Petition for nationality
The nationality petition is the application by which a person asks the Principality to recognise them as a Kaharagian national. It is a substantive matter governed by Kaharagian civil-status law and is decided by the relevant institution after review.
Reach the petition from the dashboard, the services directory, or directly at eportal.kaharagia.org/nationality-petition.
Before you start
You will need:
- A K-Connect account with verified identity (Verify your identity)
- Time and care. This is a nine-step form covering personal, demographic, and substantive matters
- Access to documentation about your background, education, work history, family
- A clear idea of why you wish to become a Kaharagian national
You can save and return between sessions; the form preserves what you've entered. Take the time you need to fill it in well.
The nine steps
The petition is divided into nine steps, each focused on a different aspect of the application:
Step 1. Requirements
Eligibility conditions and acknowledgements. You will be asked to confirm that you understand and accept the legal framework of the Principality and that the petition is made voluntarily.
Step 2. Personal Details
Your name (including any former names), date and place of birth, current nationality or nationalities, and any prior nationalities you wish to declare.
Step 3. Contact & Address
How the State should reach you and where you currently reside. The State communicates outcomes through the inbox; contact details are also used for any physical correspondence.
Step 4. Demographics
Physical and cultural details that may be relevant to the registration. Fields are clearly labelled in the form; respond honestly and to the best of your ability.
Step 5. Education & Work
Your educational background and work history. Provide the information that you would on a CV, institutions attended, degrees earned, principal employers and roles. Supporting documentation may be requested at officer review.
Step 6. Family
Marital status, civil partnership, and information about children if applicable. Family ties may be relevant to certain pathways through the petition.
Step 7. Involvement
Your interest in and plans for Kaharagia, what draws you to the Principality, how you intend to engage. This step is reflective rather than evidentiary; write what you genuinely think.
Step 8. Declarations
Legal declarations that the information you have provided is true to the best of your knowledge, that you accept the consequences of any misrepresentation, and that you accept the ePortal Terms of Service and ePortal Privacy Notice as they apply to this petition.
Step 9. Review
A summary of everything you have entered, in a single page, before final submission. This is your last opportunity to correct anything. Once submitted, the petition enters the review queue.
After submission
- You will receive an inbox confirmation that the petition has been received.

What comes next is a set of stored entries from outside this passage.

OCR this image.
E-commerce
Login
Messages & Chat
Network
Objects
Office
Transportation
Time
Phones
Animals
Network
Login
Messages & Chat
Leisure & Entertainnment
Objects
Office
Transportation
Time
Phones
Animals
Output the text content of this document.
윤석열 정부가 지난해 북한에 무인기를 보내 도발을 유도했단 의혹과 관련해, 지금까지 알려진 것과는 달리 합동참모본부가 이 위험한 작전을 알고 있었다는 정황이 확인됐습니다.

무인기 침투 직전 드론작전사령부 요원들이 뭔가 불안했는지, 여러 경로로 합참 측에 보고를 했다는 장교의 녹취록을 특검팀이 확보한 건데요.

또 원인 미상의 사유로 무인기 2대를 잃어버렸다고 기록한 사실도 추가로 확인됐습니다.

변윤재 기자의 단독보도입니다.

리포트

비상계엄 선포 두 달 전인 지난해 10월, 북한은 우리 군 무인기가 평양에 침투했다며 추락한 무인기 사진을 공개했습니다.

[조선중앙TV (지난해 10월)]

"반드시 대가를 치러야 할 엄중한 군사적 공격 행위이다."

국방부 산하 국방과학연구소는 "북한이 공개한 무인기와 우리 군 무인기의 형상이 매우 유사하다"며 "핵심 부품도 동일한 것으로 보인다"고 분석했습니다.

- The petition enters the review process. Reviews can take time and may involve internal consultation.
- You may receive inbox messages requesting additional information or supporting documentation. Respond promptly through the inbox; failure to respond within a reasonable time may result in the petition being closed without further consideration.
- The outcome will be delivered through the inbox. Outcomes include:
- Granted: Kaharagian nationality is conferred. Your status is updated and any consequential documents (such as a Certificate of Nationality) are issued.
- Granted with conditions: recognition is conferred subject to specific conditions (rare, but possible).
- Deferred for further consideration: the petition is held over pending additional review or process.
- Declined: the petition is not granted at this time. Reasons may be provided to the extent legally and operationally appropriate.
Important notes
- No guaranteed timeline. Petitions involve substantive review and the State does not commit to a specific turnaround.
- No automatic right to be granted. Nationality is a matter of substantive law and administrative discretion. Submitting a petition is the act of requesting consideration; it does not create an entitlement.
- No right to appeal in the ordinary sense. A declined petition is not subject to ordinary appeal, though you may be able to submit again later if circumstances change.
- Honesty matters. Misrepresentation in the petition is a serious matter under Kaharagian law and may also affect your standing under the laws of other countries.
Holding multiple nationalities
Holding Kaharagian nationality (where granted) does not require renunciation of any other nationality and does not, by itself, affect your status under the law of any other country. Whether your country of citizenship permits you to hold an additional nationality is a question for that country's law.
Privacy
The petition involves processing of personal data, some of it sensitive. Detailed handling rules are in the ePortal Privacy Notice. The summary:
- Petition data is processed for the consideration of your application and for the maintenance of any record arising from it
- Supporting documents are kept under access controls and used only by authorised reviewers
- Data is retained according to Kaharagian archival rules; civil-records data has long retention by design
- You have rights of access and correction, and (in limited circumstances) deletion
Common questions
- "Can I save and come back?" Yes, partial petitions are saved automatically. Return through the same URL.
- "Can I withdraw a submitted petition?" You can request withdrawal through the inbox or contact channel. Whether the request is acted on depends on the stage of review.
- "Can someone help me fill it in?" Yes, but the petition is a personal act and only the petitioner can attest to its contents. Helpers must not impersonate or substitute for the petitioner.
- "Will my information be shared with my country of citizenship?" No, the State does not routinely share petition data with foreign authorities. See the ePortal Privacy Notice for the limits.